Can you clarify your comment? I don't understand how those four types could be avoided with reified generics.


Because then you'd only have Stream<T>; IntStream would be just Stream<int>. The problem with reified generics is that they bake a particular type system into the runtime. While once a desired feature, I don't think the wide JVM community wants that any more.


To be fair, I don't think this is a problem with reified generics.

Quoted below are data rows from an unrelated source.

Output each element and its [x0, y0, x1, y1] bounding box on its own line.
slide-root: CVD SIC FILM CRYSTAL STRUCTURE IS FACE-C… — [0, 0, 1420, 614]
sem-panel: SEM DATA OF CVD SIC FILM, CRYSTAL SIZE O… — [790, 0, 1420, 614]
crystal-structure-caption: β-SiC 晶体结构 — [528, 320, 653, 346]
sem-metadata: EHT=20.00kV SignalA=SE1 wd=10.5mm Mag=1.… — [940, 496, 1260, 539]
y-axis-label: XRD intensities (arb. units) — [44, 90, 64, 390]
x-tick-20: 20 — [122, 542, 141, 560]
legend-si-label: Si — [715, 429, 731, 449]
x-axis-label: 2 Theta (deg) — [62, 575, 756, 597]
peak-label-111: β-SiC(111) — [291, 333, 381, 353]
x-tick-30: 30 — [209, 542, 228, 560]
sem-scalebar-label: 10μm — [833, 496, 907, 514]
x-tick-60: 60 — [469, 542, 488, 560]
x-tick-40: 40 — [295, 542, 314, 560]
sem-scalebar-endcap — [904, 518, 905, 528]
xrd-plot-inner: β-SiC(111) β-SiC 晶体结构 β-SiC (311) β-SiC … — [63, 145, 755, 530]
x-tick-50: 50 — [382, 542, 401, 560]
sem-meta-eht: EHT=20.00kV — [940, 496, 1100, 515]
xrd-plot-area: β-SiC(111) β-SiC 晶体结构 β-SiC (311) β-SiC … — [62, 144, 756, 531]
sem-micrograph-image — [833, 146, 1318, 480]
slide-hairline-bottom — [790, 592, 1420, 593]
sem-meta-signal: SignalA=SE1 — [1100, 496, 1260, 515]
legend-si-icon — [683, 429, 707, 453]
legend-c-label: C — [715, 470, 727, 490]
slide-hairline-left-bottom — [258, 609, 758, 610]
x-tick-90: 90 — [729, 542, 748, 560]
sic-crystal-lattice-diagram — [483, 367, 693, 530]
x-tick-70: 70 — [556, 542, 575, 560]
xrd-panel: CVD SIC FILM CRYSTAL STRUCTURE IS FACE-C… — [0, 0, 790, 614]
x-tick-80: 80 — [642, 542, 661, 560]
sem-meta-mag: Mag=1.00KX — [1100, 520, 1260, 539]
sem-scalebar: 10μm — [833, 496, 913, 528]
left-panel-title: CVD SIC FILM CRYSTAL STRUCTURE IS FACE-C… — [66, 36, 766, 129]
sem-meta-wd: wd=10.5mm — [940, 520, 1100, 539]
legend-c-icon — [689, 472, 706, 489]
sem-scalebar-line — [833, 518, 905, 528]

The problem is that primitives cannot be erased to Objects in Java. Stream<int> only works in C# because int is an alias of Int32. Not because of reified generics.

The above should no longer be an issue when/if we remove the primitive types in Java 10(?) as we can safely use Stream<Integer> and Predicate<Integer> (or Stream<int>).


The runtime type erasure would have to be quite clever to realize that a ArrayList<Integer> should be backed by a primitive array of ints? One alternative is to erase ArrayList<T> into all variants (One for objects and one for each primitive type).

(In C# System.Int32 is a value type, and an "int" is equivalent). A List<Int32> is equivalent to a List<int> and is backed by an array of ints.)